5. The method according to claim 4, wherein, The extraction of the context features based on the query features, the weighted key features, and the weighted value features includes: The attention score is determined based on the query features, the weighted key features, and the scaling factor; The attention scores are normalized to obtain the attention weights; The context features are obtained by weighting the weighted features based on the attention weights.

6. The method according to any one of claims 1 to 5, wherein, Before constructing a target base sequence of a predetermined length at the target site of the base sequence to be tested, the method further includes: The original electrical signals of each base corresponding to the nucleic acid data in the nanopore; The original electrical signal is converted into the base sequence to be tested.

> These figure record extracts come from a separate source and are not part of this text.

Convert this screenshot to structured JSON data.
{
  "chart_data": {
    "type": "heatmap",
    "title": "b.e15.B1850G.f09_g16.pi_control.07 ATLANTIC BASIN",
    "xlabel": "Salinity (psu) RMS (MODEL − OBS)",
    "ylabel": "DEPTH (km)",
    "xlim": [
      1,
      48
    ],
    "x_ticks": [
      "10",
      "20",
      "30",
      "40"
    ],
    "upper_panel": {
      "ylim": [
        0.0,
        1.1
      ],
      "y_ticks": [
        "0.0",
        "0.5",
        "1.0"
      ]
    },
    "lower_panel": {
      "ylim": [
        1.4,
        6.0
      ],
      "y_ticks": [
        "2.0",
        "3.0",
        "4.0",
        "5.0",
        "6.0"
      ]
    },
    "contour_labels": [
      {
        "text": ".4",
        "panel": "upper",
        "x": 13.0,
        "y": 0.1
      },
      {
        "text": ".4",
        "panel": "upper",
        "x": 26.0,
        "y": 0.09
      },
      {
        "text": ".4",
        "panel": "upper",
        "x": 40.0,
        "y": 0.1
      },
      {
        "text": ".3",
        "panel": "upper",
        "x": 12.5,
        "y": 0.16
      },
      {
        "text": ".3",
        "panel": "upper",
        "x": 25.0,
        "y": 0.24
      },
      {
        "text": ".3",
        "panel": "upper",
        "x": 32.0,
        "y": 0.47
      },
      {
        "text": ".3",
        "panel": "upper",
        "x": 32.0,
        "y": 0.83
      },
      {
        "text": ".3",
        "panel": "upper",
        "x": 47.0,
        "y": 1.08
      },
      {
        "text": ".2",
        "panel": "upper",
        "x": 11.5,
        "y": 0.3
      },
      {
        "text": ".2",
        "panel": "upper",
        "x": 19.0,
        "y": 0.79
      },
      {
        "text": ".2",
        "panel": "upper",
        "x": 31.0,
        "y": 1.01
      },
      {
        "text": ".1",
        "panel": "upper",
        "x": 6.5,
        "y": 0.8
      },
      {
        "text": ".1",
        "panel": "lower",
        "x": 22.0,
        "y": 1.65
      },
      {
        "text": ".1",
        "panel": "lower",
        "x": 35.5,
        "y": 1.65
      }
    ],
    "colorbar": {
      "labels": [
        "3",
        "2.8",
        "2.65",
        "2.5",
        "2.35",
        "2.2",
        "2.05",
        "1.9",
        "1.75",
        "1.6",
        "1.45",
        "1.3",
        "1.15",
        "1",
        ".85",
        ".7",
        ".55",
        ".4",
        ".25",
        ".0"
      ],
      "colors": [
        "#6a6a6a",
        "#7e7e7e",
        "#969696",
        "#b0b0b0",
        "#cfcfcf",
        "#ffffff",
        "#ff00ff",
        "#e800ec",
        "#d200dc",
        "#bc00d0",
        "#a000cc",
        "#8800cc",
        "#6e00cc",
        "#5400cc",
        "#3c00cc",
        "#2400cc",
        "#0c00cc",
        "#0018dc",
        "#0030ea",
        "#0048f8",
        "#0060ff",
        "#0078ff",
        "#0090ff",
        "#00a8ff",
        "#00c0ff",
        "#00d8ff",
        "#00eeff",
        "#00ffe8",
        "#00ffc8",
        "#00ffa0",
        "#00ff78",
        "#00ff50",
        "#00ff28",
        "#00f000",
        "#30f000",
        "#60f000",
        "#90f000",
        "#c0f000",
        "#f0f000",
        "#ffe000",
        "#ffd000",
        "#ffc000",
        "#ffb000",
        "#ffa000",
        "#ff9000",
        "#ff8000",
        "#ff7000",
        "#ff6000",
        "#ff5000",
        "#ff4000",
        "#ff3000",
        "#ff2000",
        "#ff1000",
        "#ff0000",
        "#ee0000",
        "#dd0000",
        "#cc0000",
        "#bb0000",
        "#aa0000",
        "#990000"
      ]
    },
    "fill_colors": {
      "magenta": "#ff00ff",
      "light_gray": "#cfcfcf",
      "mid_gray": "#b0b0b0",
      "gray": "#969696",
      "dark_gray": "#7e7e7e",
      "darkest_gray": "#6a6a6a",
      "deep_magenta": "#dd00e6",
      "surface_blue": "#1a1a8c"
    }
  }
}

7. The method according to any one of claims 1 to 5, applied to a detection model, wherein, The detection model includes a feature alignment network and a feature extraction network; The feature alignment network is used to align and fuse the base features, the target base sequence, and the original electrical signal; the feature extraction network is used to extract contextual features from the fused sequence features.

8. The method according to claim 7, wherein, The method further includes: Collect a set of DNA methylation samples; Based on the target sites in the methylated sample sequences of the DNA methylation sample set, a sample base sequence of the preset length is constructed; Feature extraction is performed on the sample base sequence to obtain the base features of the sample base sequence; The detection model is trained based on the sample base sequence, the base characteristics of the sample base sequence, and the original electrical signal.

9. A methylation detection device, wherein, The device includes: The construction module is used to construct a target base sequence of a preset length at the target site of the base sequence to be tested; The extraction module is used to extract the base features corresponding to the target base sequence; The processing module is used to align and fuse the original electrical signals of each base in the base features, the target base sequence, and the base sequence to be tested to obtain fused sequence features; The representation module is used to extract context features from the fused sequence features to obtain context features; The classification module is used to perform methylation classification based on the context features to obtain the classification result.

10. A computer device comprising a memory and a processor, wherein the memory stores a computer program, wherein... When the processor executes the computer program, it implements the steps of the method according to any one of claims 1 to 8.

11. A computer-readable storage medium having a computer program stored thereon, wherein, When the computer program is executed by a processor, it implements the steps of the method according to any one of claims 1 to 8.

12. A computer program product comprising a computer program, wherein, When the computer program is executed by a processor, it implements the steps of the method according to any one of claims 1 to 8.